Réouverture des lycées : "On aura plutôt des retours partiels d'élèves à compter de jeudi et vendredi, voire de la semaine d'après"

Le lycée Emile Loubet à Valence dans la Drôme, (photo d\'illustration).
Le lycée Emile Loubet à Valence dans la Drôme, (photo d'illustration). (CLAIRE LEYS / RADIO FRANCE)

Les classes accueillies seront d'une douzaine d'élèves donc il y aura des rotations, explique Philippe Vincent, secrétaire général du syndicat des personnels de directions SNPDEN-Unsa.
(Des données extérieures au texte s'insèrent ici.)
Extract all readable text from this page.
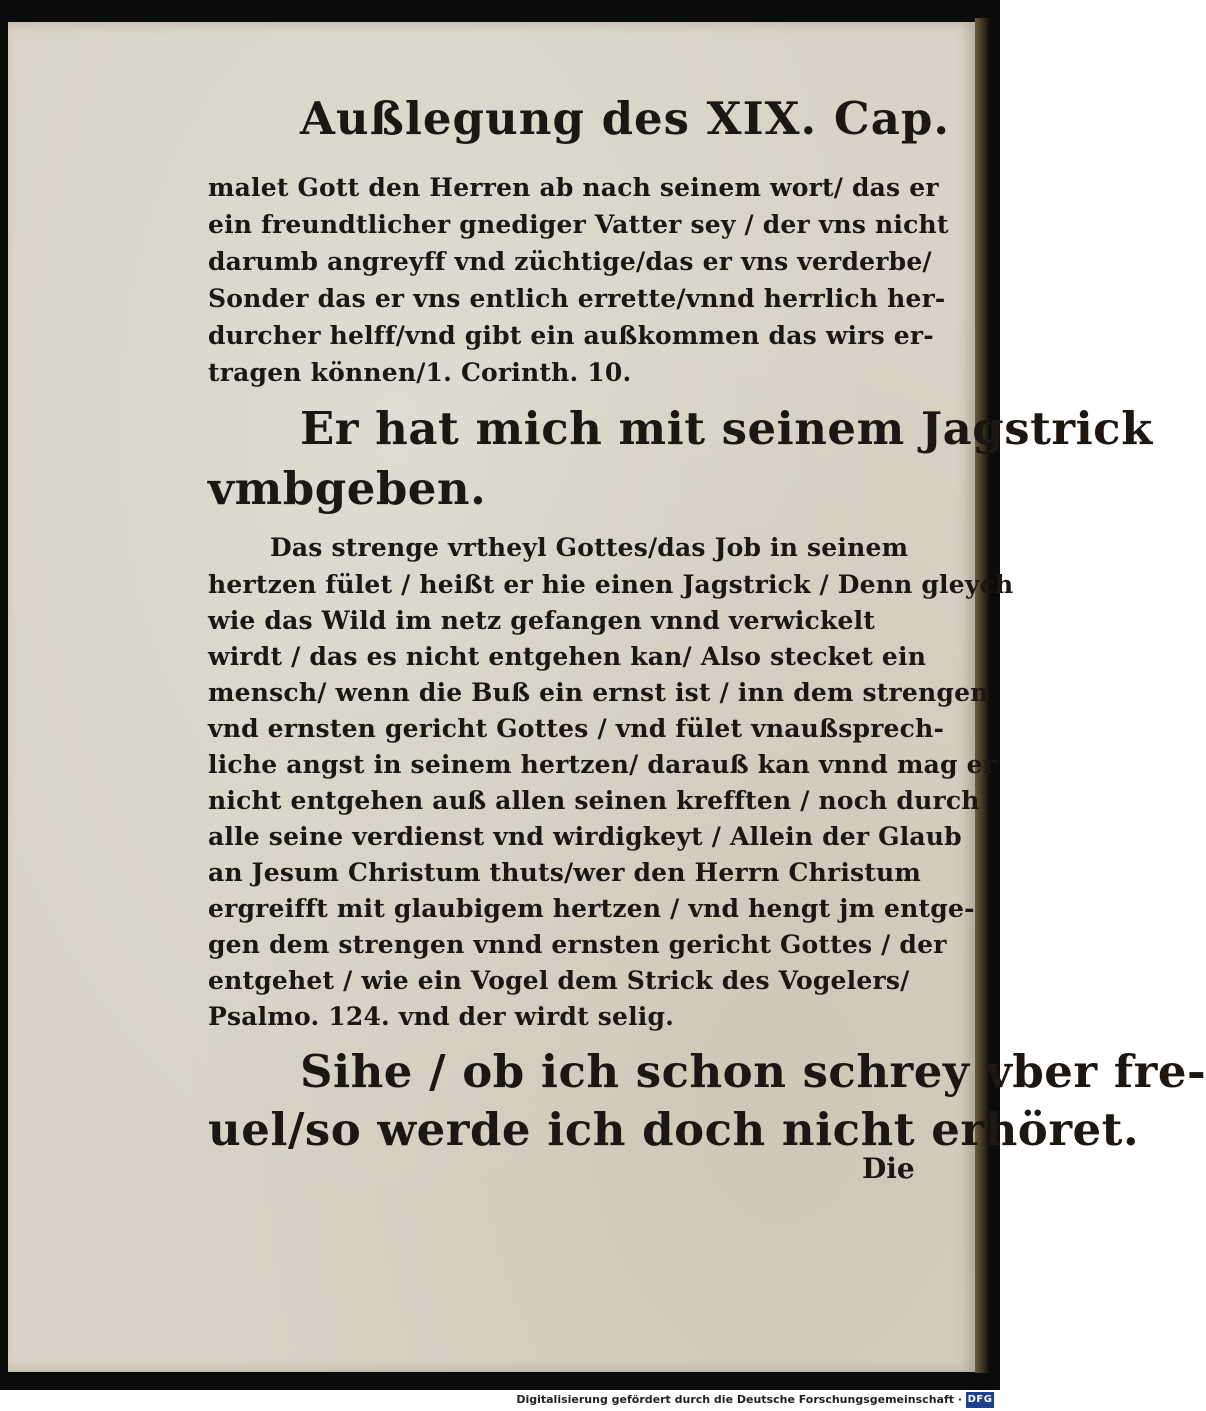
Außlegung des XIX. Cap.
malet Gott den Herren ab nach seinem wort/ das er
ein freundtlicher gnediger Vatter sey / der vns nicht
darumb angreyff vnd züchtige/das er vns verderbe/
Sonder das er vns entlich errette/vnnd herrlich her-
durcher helff/vnd gibt ein außkommen das wirs er-
tragen können/1. Corinth. 10.
Er hat mich mit seinem Jagstrick
vmbgeben.
Das strenge vrtheyl Gottes/das Job in seinem
hertzen fület / heißt er hie einen Jagstrick / Denn gleych
wie das Wild im netz gefangen vnnd verwickelt
wirdt / das es nicht entgehen kan/ Also stecket ein
mensch/ wenn die Buß ein ernst ist / inn dem strengen
vnd ernsten gericht Gottes / vnd fület vnaußsprech-
liche angst in seinem hertzen/ darauß kan vnnd mag er
nicht entgehen auß allen seinen krefften / noch durch
alle seine verdienst vnd wirdigkeyt / Allein der Glaub
an Jesum Christum thuts/wer den Herrn Christum
ergreifft mit glaubigem hertzen / vnd hengt jm entge-
gen dem strengen vnnd ernsten gericht Gottes / der
entgehet / wie ein Vogel dem Strick des Vogelers/
Psalmo. 124. vnd der wirdt selig.
Sihe / ob ich schon schrey vber fre-
uel/so werde ich doch nicht erhöret.
Die
Digitalisierung gefördert durch die Deutsche Forschungsgemeinschaft · DFG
Alors que les lycées sont autorisés à rouvrir et réaccueillir des élèves en petits groupes à partir de mardi 2 juin dans les zones vertes, le secrétaire général du syndicat des personnels de directions SNPDEN-Unsa Philippe Vincent "pense qu'on aura plutôt des retours partiels d'élèves en petits groupes à compter de jeudi et vendredi, voire de la semaine d'après", le temps de tout préparer. "On ne pourra pas de toute façon accueillir ensemble tous les élèves d'un même niveau. C'est impossible avec le protocole sanitaire", a-t-il expliqué vendredi 29 mai sur franceinfo.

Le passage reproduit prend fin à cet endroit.